Western Animation / Davey and Goliath


Art Clokey, the creator of Gumby, produced this syndicated Religious Edutainment series in the early 1960s for one of the predecessors of the Evangelical Lutheran Church in America. It centered on a young boy named Davey Hansen and his talking dog, Goliath. When Goliath speaks, only Davey can hear him. More information: http://www.daveyandgoliath.org/

The Simpsons episodes "Bart the Lover", "Simpsons Bible Stories", "HOMR" and "Ned 'n' Edna's Blend" all include mocking references to Davey and Goliath. [adult swim]'s Moral Orel started as a direct parody (at least, that's what popular belief will tell you)note .

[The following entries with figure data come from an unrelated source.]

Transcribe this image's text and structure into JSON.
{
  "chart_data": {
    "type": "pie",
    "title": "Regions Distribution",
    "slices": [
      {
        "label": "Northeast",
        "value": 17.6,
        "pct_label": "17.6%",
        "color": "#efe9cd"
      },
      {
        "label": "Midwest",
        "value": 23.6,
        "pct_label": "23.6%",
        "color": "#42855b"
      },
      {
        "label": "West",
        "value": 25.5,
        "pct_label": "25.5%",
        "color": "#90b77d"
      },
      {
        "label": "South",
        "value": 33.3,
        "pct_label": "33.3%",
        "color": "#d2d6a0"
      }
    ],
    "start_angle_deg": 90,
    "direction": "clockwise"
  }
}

This series provides examples of:

  • Animated Series: Animated in a similar style to Gumby.
  • As the Good Book Says...: Being a Christian show, of course this trope appears in a few episodes, most notably "The Doghouse Dreamhouse" where Davey puts a Bible verse above the entrance of Goliath's Doghouse, and "To The Rescue" where they read Bible verses about teamwork, the episode's Aesop, during Chapel at Church Camp.
  • Blind Black Guy: An episode involving Jonathan's cousin, who was temporarily blind after an operation.
  • The Bully: The title character in "Bully Up a Tree" harasses Davey until he winds up, well, caught in a tree. He is disarmed and learns his lesson when Davey shows kindness and rescues him.
  • Catch-Phrase: Goliath often worriedly remarks, "I don't know, Davey..."
  • Character Celebrity Endorsement: Davey and Goliath appeared in a Mountain Dew ad in the early 2000s. The ELCA used the profits from the ad to make Davey and Goliath's Snowboard Christmas.
  • Claymation: Ala Gumby which is fitting considering they share a producer.
  • Fantastic Racism: In one episode, Goliath dislikes another neighborhood dog because the other dog has spots. Eventually he learns the Aesop that color doesn't matter and what counts is the heart on the inside. (This parallels a storyline in which Davey confronts racial prejudice with his friend Scottie.)
  • Four-Fingered Hands: Featured on the human characters due to the Claymation.
  • Jesus Taboo: Although the series was produced by the Lutheran Church, the characters rarely mentioned specific religious terms, to ensure the show had a broad appeal.note 
  • Karmic Twist Ending: In one episode, Jimmy rushes past an injured girl in order to collect a "Good Neighbor" balloon at a festival. Davey stops to help the girl and as a result doesn't receive his balloon. The episode concludes with Jimmy boasting that he's a good neighbor since he has the balloon to prove it— and to his dismay the balloon pops right in his face.
  • Real Song Theme Tune: "A Mighty Fortress is Our God", a hymn written by Martin Luther in the 16th century.
  • Talking Animal: Goliath though he is only heard by Davey.
  • Token Minority: Jonathan Reed is black and one of the earliest examples of this trope on TV.
  • Totally Radical: Davey and Goliath's Snowboard Christmas, a special produced by the ELCA in 2004.
  • Wham Episode: The Easter special episode, where Davey's grandmother dies.
  • What the Hell, Hero?: In a later episode, Goliath pulls a child out of the way of an oncoming ambulance and, when the child points at his ear in explanation, Davey angrily retorts, "You bet you oughta shoot yourself, for being so dumb!" Once Davey learns that the boy is in fact deaf, he feels appropriately remorseful for his words. But still, geez, Davey.